O desafio do Nevado Chacaltaya, a mais de 5.000m de altitude

O Chacaltaya é uma das montanhas mais altas da Bolívia. Era lá que havia a estação de esqui que era considerada a mais alta do mundo.  Esta estação foi desativada devido ao aquecimento global. Para ver neve lá, é mais provável no verão, por causa das chuvas.

O Chacaltaya está a mais de 5.000m de altitude. É recomendável aclimatar-se antes.  Portanto, devemos deixar este passeio como o último a fazer em La Paz.  Estava ansiosa para descobrir a sensação de chegar ao cume.

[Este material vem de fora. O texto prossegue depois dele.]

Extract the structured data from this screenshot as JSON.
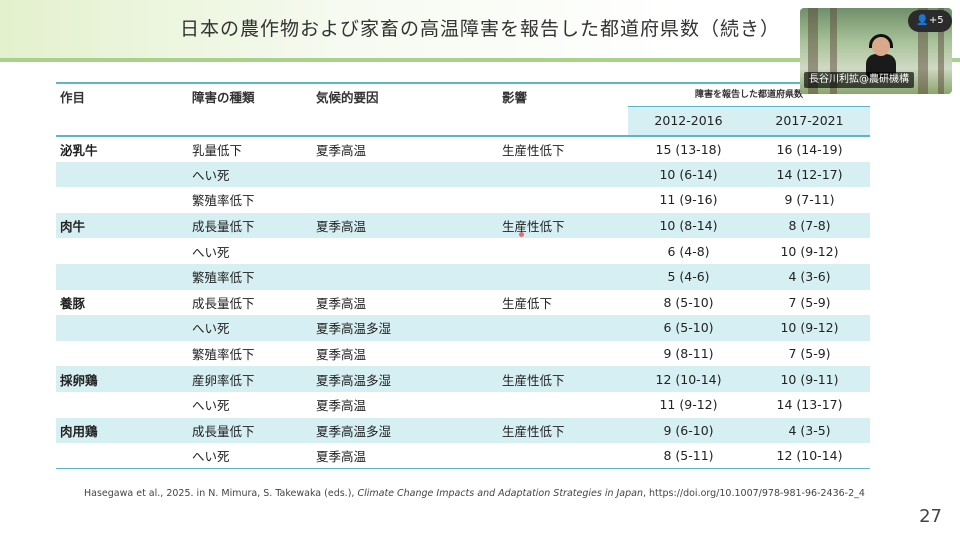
{
  "slide": {
    "title": "日本の農作物および家畜の高温障害を報告した都道府県数（続き）",
    "page_number": "27"
  },
  "table": {
    "headers": {
      "item": "作目",
      "damage_type": "障害の種類",
      "climatic_factor": "気候的要因",
      "impact": "影響",
      "count_header": "障害を報告した都道府県数",
      "period1": "2012-2016",
      "period2": "2017-2021"
    },
    "rows": [
      {
        "item": "泌乳牛",
        "damage": "乳量低下",
        "factor": "夏季高温",
        "impact": "生産性低下",
        "p1": "15 (13-18)",
        "p2": "16 (14-19)"
      },
      {
        "item": "",
        "damage": "へい死",
        "factor": "",
        "impact": "",
        "p1": "10 (6-14)",
        "p2": "14 (12-17)"
      },
      {
        "item": "",
        "damage": "繁殖率低下",
        "factor": "",
        "impact": "",
        "p1": "11 (9-16)",
        "p2": "9 (7-11)"
      },
      {
        "item": "肉牛",
        "damage": "成長量低下",
        "factor": "夏季高温",
        "impact": "生産性低下",
        "p1": "10 (8-14)",
        "p2": "8 (7-8)"
      },
      {
        "item": "",
        "damage": "へい死",
        "factor": "",
        "impact": "",
        "p1": "6 (4-8)",
        "p2": "10 (9-12)"
      },
      {
        "item": "",
        "damage": "繁殖率低下",
        "factor": "",
        "impact": "",
        "p1": "5 (4-6)",
        "p2": "4 (3-6)"
      },
      {
        "item": "養豚",
        "damage": "成長量低下",
        "factor": "夏季高温",
        "impact": "生産低下",
        "p1": "8 (5-10)",
        "p2": "7 (5-9)"
      },
      {
        "item": "",
        "damage": "へい死",
        "factor": "夏季高温多湿",
        "impact": "",
        "p1": "6 (5-10)",
        "p2": "10 (9-12)"
      },
      {
        "item": "",
        "damage": "繁殖率低下",
        "factor": "夏季高温",
        "impact": "",
        "p1": "9 (8-11)",
        "p2": "7 (5-9)"
      },
      {
        "item": "採卵鶏",
        "damage": "産卵率低下",
        "factor": "夏季高温多湿",
        "impact": "生産性低下",
        "p1": "12 (10-14)",
        "p2": "10 (9-11)"
      },
      {
        "item": "",
        "damage": "へい死",
        "factor": "夏季高温",
        "impact": "",
        "p1": "11 (9-12)",
        "p2": "14 (13-17)"
      },
      {
        "item": "肉用鶏",
        "damage": "成長量低下",
        "factor": "夏季高温多湿",
        "impact": "生産性低下",
        "p1": "9 (6-10)",
        "p2": "4 (3-5)"
      },
      {
        "item": "",
        "damage": "へい死",
        "factor": "夏季高温",
        "impact": "",
        "p1": "8 (5-11)",
        "p2": "12 (10-14)"
      }
    ]
  },
  "footer": {
    "citation_prefix": "Hasegawa et al., 2025. in N. Mimura, S. Takewaka (eds.), ",
    "citation_title": "Climate Change Impacts and Adaptation Strategies in Japan",
    "citation_suffix": ", https://doi.org/10.1007/978-981-96-2436-2_4"
  },
  "video_call": {
    "speaker_name": "長谷川利拡@農研機構",
    "participants_badge": "+5",
    "participants_icon": "person-icon"
  },
  "colors": {
    "accent": "#58b7c9",
    "row_shade": "#d6eff3",
    "title_band": "#e3f1cd"
  }
}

Como era previsto ter muito frio, usei o corta-vento, uma touca e luvas.  O passeio de hoje não tem almoço por isso é bom levar lanches.  A van providencialmente parou numa rua onde havia uma espécie de minisupermercado para quem queria comprar algo.  Compramos banana.

Antiga estação de esqui de Chacaltaya

O desafio é chegar ao topo da montanha, esta na figura abaixo. São pouco mais de 100 metros. Parece uma eternidade: tem que vencer o frio, o vento e a altitude.  A aclimatação é muito importante.

Todo o grupo chegou ao topo exceto nós.  Eu até tentei mas a cada 10 passos era necessário parar para descansar e respirar. Falta ar! Desisti no meio do caminho. Ajudou também não ver mais ninguém no grupo.  Então, fiquei pela estação fotografando.

Parece pouco para chegar ao topo mas lembre-se que estamos a mais de 5.000m de altitude.

Quase na metade do caminho rumo ao cume. Pena que acabei desistindo…

Chacaltaya, a foto clássica

Creio que o último do grupo voltou depois de uma hora.  Com o frio que estava fazendo, entrei na Kombi e fiquei aguardando o restante.  Estava com mal-estar.  A van novamente passa para La Paz para ir ao Valle de La Luna.  Eu resolvi descer em La Paz para descansar.

O motorista nos deixou na Av. 16 de Julio, próximo a igreja São Francisco.  Até a calle Llampu, a principal são três quadras.  De ladeira.  Demorei séculos para chegar na Llampu.  Faminta, parei numa cafeteria e pedi que me indicassem um lugar decente para comer. De preferência, sem condimentos.  A senhora da cafeteria foi até comido a um restaurante lotado.  Como não tinha mais lugares, voltamos à cafeteria e ela fez um macarrão sem molho e um filé de frango. Puxa, para mim foi a melhor comida nos últimos três dias.  Agradeci muitíssimo.  Tive ânimo para torrar o dinheiro na loja ao lado comprando mochila, cadeados, meias para o frio, etc. Não sei o nome da loja mas é praticamente ao lado da Sampaya.

O restaurante, que passou a ser nosso point em La Paz, chama-se Don Gus.  Geralmente, é frequentado de manhã pois há hotéis que não servem café.  Nas mesas, há vários bilhetes de agradecimentos de turistas. Inclusive de um alpinista no cume de uma montanha com um cartaz enorme com o nome do restaurante! Em termos de La Paz, foi um grande achado.  Não há cartaz do lado externo mas não tem erro: ao lado de uma pizzaria e perto da Sampaya.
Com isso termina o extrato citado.